30. Melepaskan Masa Lalu

428 106 12
                                    

Lama setelah Viola meninggalkannya di bandara, Nero masih belum memutuskan apa yang akan dilakukannya. Seharusnya, ia bisa langsung pergi ke rumah sakit dan bicara dengan ayahnya seperti apa yang Viola minta. Namun nyatanya, hal itu tidak semudah saat ia mengiyakan permintaan tersebut.

Berbagai hal berlarian di kepalanya. Bicara, terutama dengan sang ayah, tidak akan pernah menjadi sesuatu yang mudah. Bagaimana jika akhirnya tidak seperti yang Viola harapkan? Bagaimana jika ia dan ayahnya tidak bisa bicara tanpa beradu mulut seperti biasanya?

Walaupun sejujurnya Nero memang mulai sedikit peduli pada ayahnya, terutama setelah mendengar apa yang terjadi pada pria itu beberapa tahun ini, tetapi mereka berdua sudah terlalu lama tidak saling bicara dengan semestinya. Mungkin keadaan malah akan semakin memanas jika mereka saling memaksa untuk bicara.

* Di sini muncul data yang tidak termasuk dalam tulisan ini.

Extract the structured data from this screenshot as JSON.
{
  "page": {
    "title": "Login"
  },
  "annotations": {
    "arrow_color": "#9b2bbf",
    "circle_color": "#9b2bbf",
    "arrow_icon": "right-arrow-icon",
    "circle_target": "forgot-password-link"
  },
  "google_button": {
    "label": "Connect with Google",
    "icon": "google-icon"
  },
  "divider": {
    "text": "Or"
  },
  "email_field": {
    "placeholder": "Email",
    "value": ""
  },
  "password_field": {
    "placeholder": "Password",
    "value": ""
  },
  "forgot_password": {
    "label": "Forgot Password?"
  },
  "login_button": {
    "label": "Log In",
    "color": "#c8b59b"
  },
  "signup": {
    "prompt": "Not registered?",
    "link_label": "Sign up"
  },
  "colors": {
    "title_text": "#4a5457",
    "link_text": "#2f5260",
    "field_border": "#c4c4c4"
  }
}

Akhirnya, setelah mengalami pergulatan batin yang begitu besar, Nero justru mengarahkan mobilnya ke rumah Paman Stevan, dan menghabiskan Sabtu itu bersama Bibi Shella dan Luke. Setidaknya, ia bisa mendapatkan akhir pekan yang normal bersama mereka.

Luke bahkan mengajaknya menonton pertandingan base ball seperti saat mereka masih kecil. Dan Nero hampir kehilangan suaranya karena terlalu banyak berteriak kegirangan. Luke berjanji akan sering pulang setiap akhir pekan dan melakukan banyak hal yang selama ini tidak bisa mereka lakukan bersama.

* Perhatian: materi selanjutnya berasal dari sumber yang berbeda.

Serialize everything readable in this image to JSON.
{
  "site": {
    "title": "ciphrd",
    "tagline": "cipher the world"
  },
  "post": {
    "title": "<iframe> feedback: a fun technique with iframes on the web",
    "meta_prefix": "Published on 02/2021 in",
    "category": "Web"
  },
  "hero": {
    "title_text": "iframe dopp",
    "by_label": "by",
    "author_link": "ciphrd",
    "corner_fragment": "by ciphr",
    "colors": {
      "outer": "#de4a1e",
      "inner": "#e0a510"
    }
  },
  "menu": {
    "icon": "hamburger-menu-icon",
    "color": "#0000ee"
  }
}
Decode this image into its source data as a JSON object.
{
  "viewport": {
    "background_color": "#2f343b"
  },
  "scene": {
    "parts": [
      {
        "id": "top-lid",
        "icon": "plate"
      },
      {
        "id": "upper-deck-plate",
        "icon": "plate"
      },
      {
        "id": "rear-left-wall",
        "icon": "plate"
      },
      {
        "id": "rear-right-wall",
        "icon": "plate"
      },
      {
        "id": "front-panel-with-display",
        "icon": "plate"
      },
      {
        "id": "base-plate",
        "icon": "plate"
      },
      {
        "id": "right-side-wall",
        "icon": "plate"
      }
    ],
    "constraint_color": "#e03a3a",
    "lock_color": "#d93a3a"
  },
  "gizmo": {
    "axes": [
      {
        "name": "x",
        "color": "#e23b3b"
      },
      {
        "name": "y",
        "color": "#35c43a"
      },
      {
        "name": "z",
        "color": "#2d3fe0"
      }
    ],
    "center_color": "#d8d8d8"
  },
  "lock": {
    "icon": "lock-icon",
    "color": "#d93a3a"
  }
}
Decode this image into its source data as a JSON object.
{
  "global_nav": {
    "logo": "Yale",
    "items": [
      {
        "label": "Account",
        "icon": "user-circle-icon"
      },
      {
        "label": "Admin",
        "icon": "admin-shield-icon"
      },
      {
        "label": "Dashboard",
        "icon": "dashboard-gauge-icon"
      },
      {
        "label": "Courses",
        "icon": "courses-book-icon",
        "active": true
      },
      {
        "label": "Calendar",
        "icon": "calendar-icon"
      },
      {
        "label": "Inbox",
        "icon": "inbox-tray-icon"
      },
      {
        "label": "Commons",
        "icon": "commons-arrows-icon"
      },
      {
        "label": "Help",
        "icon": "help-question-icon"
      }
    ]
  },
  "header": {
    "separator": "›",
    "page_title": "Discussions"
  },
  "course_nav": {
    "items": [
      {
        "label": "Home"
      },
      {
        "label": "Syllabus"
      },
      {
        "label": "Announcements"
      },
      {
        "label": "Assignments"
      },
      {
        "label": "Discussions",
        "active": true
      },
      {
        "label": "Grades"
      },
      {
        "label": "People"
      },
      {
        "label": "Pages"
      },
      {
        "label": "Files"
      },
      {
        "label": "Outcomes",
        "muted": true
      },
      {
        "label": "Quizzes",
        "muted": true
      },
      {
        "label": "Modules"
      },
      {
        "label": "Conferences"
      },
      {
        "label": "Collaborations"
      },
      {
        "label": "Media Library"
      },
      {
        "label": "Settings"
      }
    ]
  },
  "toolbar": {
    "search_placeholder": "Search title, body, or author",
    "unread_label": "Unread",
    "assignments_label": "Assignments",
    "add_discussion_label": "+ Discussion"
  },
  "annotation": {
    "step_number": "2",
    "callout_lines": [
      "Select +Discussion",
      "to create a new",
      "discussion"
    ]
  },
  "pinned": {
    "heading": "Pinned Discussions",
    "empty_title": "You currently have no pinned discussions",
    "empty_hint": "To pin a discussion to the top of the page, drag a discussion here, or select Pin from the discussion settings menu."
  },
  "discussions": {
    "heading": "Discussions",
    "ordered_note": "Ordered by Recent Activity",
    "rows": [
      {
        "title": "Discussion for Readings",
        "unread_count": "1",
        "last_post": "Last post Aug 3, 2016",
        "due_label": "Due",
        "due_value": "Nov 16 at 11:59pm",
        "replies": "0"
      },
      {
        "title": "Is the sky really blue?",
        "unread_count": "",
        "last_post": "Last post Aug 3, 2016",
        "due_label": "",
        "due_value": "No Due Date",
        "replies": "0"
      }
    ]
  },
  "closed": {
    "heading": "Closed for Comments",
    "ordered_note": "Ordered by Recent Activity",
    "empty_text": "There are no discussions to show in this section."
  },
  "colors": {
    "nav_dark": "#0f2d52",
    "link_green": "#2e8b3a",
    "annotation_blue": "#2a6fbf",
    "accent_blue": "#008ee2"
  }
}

Nero tahu jika itu hanya upayanya untuk menunda apa yang seharusnya dilakukannya. Akan tetapi, setidaknya penundaan itu membuatnya memiliki lebih banyak keberanian.

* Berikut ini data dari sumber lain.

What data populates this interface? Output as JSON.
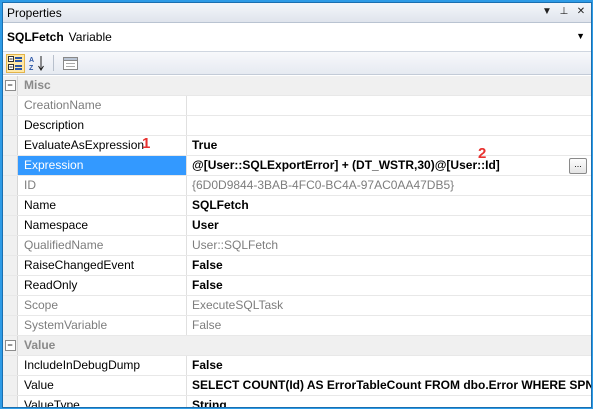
{
  "window": {
    "title": "Properties"
  },
  "title_buttons": {
    "dropdown": "▼",
    "pin": "⊥",
    "close": "✕"
  },
  "object_selector": {
    "name": "SQLFetch",
    "type": "Variable"
  },
  "categories": {
    "misc": "Misc",
    "value": "Value"
  },
  "misc_props": [
    {
      "name": "CreationName",
      "value": ""
    },
    {
      "name": "Description",
      "value": ""
    },
    {
      "name": "EvaluateAsExpression",
      "value": "True"
    },
    {
      "name": "Expression",
      "value": "@[User::SQLExportError] + (DT_WSTR,30)@[User::Id]"
    },
    {
      "name": "ID",
      "value": "{6D0D9844-3BAB-4FC0-BC4A-97AC0AA47DB5}"
    },
    {
      "name": "Name",
      "value": "SQLFetch"
    },
    {
      "name": "Namespace",
      "value": "User"
    },
    {
      "name": "QualifiedName",
      "value": "User::SQLFetch"
    },
    {
      "name": "RaiseChangedEvent",
      "value": "False"
    },
    {
      "name": "ReadOnly",
      "value": "False"
    },
    {
      "name": "Scope",
      "value": "ExecuteSQLTask"
    },
    {
      "name": "SystemVariable",
      "value": "False"
    }
  ],
  "value_props": [
    {
      "name": "IncludeInDebugDump",
      "value": "False"
    },
    {
      "name": "Value",
      "value": "SELECT COUNT(Id) AS ErrorTableCount FROM dbo.Error WHERE SPName i"
    },
    {
      "name": "ValueType",
      "value": "String"
    }
  ],
  "annotations": {
    "one": "1",
    "two": "2"
  },
  "ellipsis_label": "...",
  "colors": {
    "selection": "#3399ff",
    "annotation": "#e8312f",
    "frame": "#2e9be6"
  }
}
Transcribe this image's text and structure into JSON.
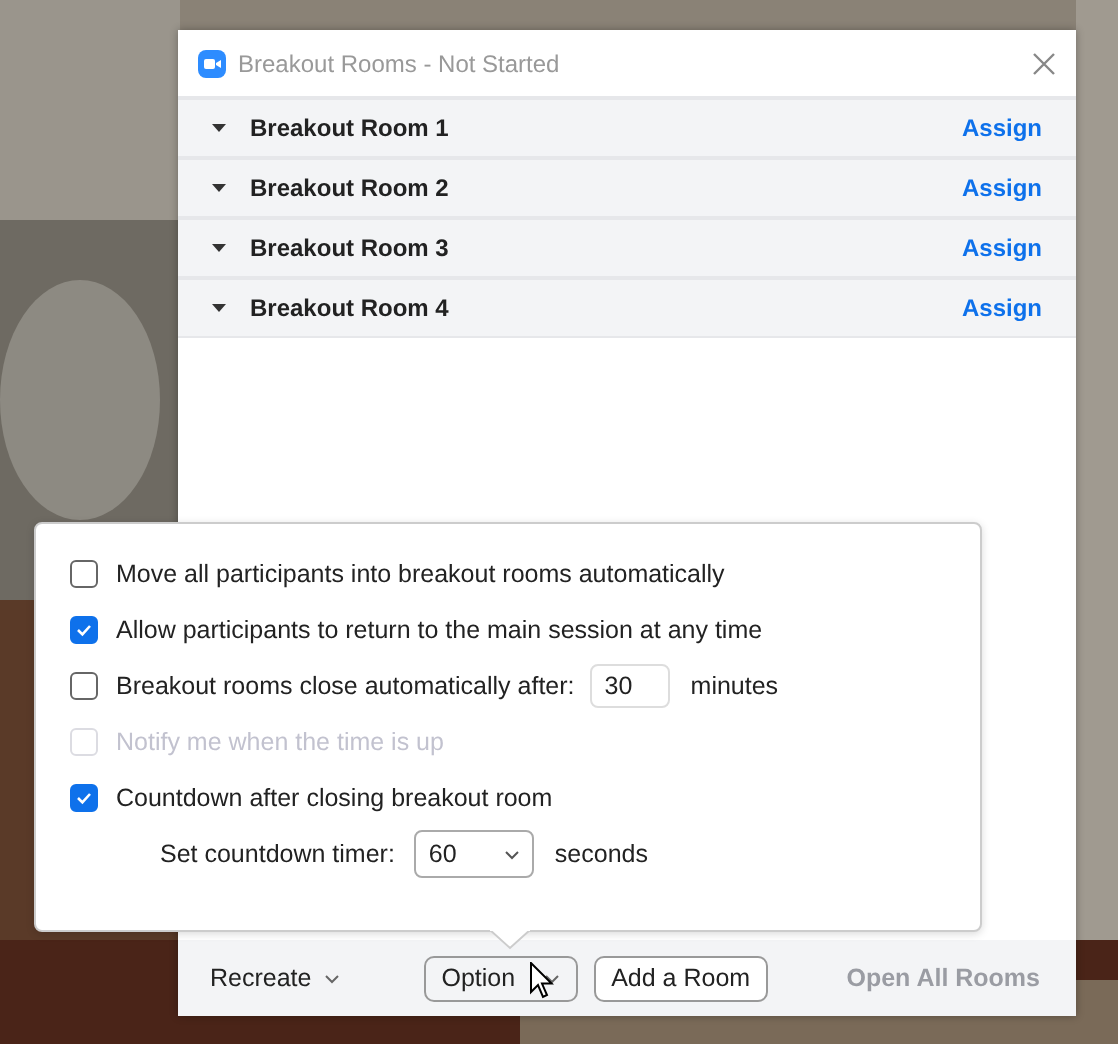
{
  "window": {
    "title": "Breakout Rooms - Not Started"
  },
  "rooms": [
    {
      "name": "Breakout Room 1",
      "action": "Assign"
    },
    {
      "name": "Breakout Room 2",
      "action": "Assign"
    },
    {
      "name": "Breakout Room 3",
      "action": "Assign"
    },
    {
      "name": "Breakout Room 4",
      "action": "Assign"
    }
  ],
  "options_popup": {
    "items": [
      {
        "kind": "checkbox",
        "label": "Move all participants into breakout rooms automatically",
        "checked": false,
        "disabled": false
      },
      {
        "kind": "checkbox",
        "label": "Allow participants to return to the main session at any time",
        "checked": true,
        "disabled": false
      },
      {
        "kind": "checkbox-input",
        "label": "Breakout rooms close automatically after:",
        "checked": false,
        "disabled": false,
        "value": "30",
        "unit": "minutes"
      },
      {
        "kind": "checkbox",
        "label": "Notify me when the time is up",
        "checked": false,
        "disabled": true
      },
      {
        "kind": "checkbox",
        "label": "Countdown after closing breakout room",
        "checked": true,
        "disabled": false
      },
      {
        "kind": "select",
        "label": "Set countdown timer:",
        "value": "60",
        "unit": "seconds"
      }
    ]
  },
  "footer": {
    "recreate": "Recreate",
    "options": "Option",
    "add_room": "Add a Room",
    "open_all": "Open All Rooms",
    "open_all_disabled": true
  }
}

Menghabiskan satu hari bersama keluarga Paman Stevan membuat Nero kembali merasakan kehangatan keluarga yang tidak pernah ia dapatkan dari orang tuanya sendiri. Paman Stevan bahkan menyempatkan diri untuk menonton pertandingan bersama mereka meskipun pria itu baru saja pulang dari Washington.

Hanya hal-hal kecil seperti tertawa bersama, makan bersama, dan juga saling berbicara dengan riang itulah yang Nero inginkan dari ayahnya. Sayangnya, bahkan hal itupun, ayahnya tidak bisa memberikan.

Atau, seperti yang Viola katakan, apakah itu karena ia sendirilah yang terlalu menutup diri dan memilih untuk pergi? Apa jika dirinya tetap di sini, hubungannya dengan Dad akan jauh lebih baik dari sekarang?

Nero menyibak selimutnya dan baru saja akan mandi saat mendengar ponselnya di atas meja berbunyi. Bibirnya langsung melengkungkan senyum saat melihat nama yang terpampang di sana.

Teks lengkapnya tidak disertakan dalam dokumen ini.